Since inadvertently letting loose the term ‘mumblecore’ in an interview, American screenwriter and director Andrew Bujalaski has kept well within what eventually spawned a film sub-genre of the same name. He even went on to earn the title ‘Godfather of mumblecore’, to the credit of a series of films characterized by low profile actors, loose production methods and naturalistic dialogues. From his offbeat and enjoyable debut film ‘Funny Ha ha’ (2002) to ‘Computer Chess’ (2013), a zany period comedy set in the 80s, his work has made him an indie-film darling.
Bujalski has long deflected conventional storytelling indulging in characters that unravel through perpetual real-life dialogue. That is until he made ‘Results’ (2015), which takes a cautious step in the direction of studio films that has an air of mainstream in it. The film continues to reflect the filmmaker’s penchant for subtle humour surrounding characters portrayed in awkward human relations, a bit like Sissako did recently. However, it is the film’s star cast and the glossy sophistication that marks a step in the direction of convention.

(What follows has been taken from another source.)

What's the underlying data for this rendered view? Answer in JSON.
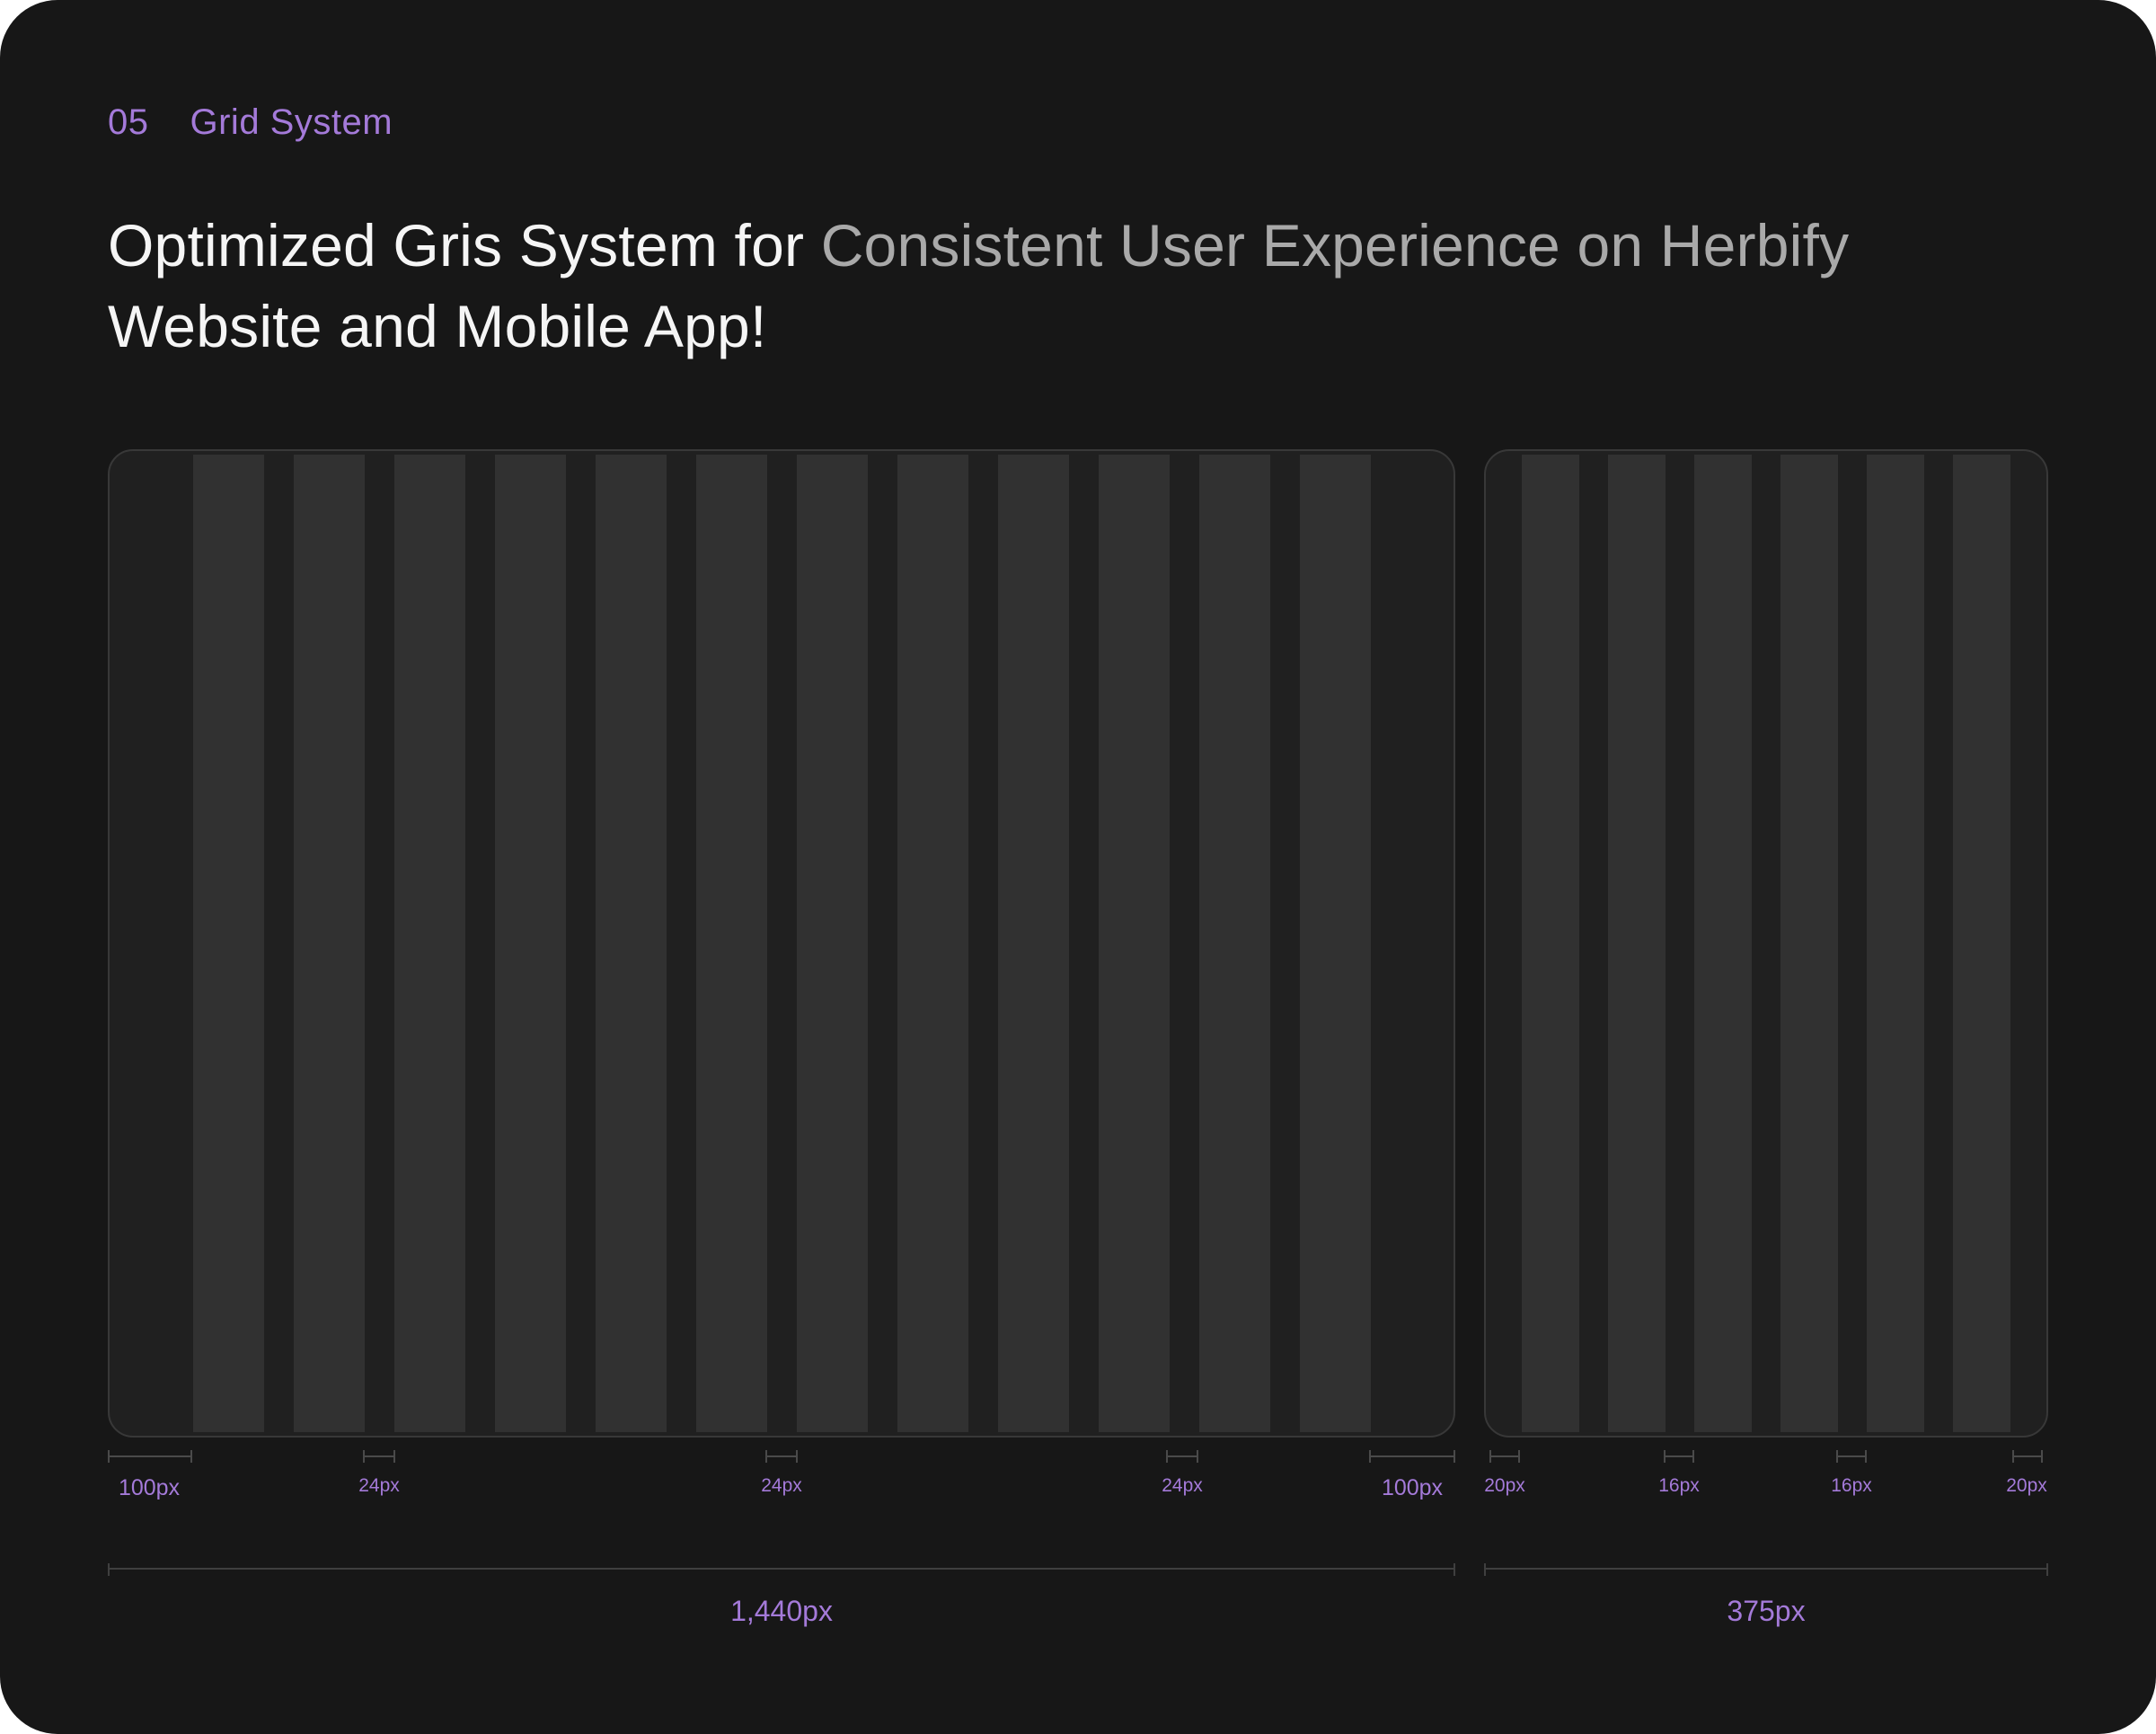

The story is in basic terms a love triangle set in the world of fitness training. In the film, Kevin Corrigan (Superbad and The Departed) plays Danny, a newly divorced and out-of-shape stoner who finds himself well off in life. In a vague attempt at bringing purpose and structure into his life he joins a gym where he meets Trevor, a fitness entrepreneur and owner played by Guy Pearce (Memento and Iron Man 3). The two characters are stark opposites in many ways and vie for the affection of Trevor’s former love interest Kat, the hyper-intense fitness trainer played by Cobie Smulders (How I Met Your Mother and the Avengers). Corrigan’s pudgy and lacklustre character is the unexpected yet fitting arch rival for the seemingly impassive and austere Trevor. The offshoot of this premise is an effective and cynical romantic comedy that presents the characters together with their flaws in a sympathetic light.
The plot explores a number of directions as their interactions extend beyond physical fitness. The story lets loose the personal journeys of each of the characters in their quest to find fulfilment in their lives. Bujalski cleverly lets the characters take charge of the plot that in effect takes a backseat. In expressing each of their failings as they grapple with their issues Bujalski succeeds in capturing genuine emotion. In Results everyone is hung up on some unfulfilled desire. In Danny’s case it is coveting Kat’s firmly sculptured body whereas Trevor, who clearly harbours feelings for Kat, frets about mixing business with pleasure while obsessively setting his sights on greater career aspirations.
The kooky music beats that accompany as the scenes unravel, simply add to the quirky charm of the film. Results is not merely your run of the mill rom com. It instead reinvents it in typical Bujalaski style by being oddly touching and full of possibility.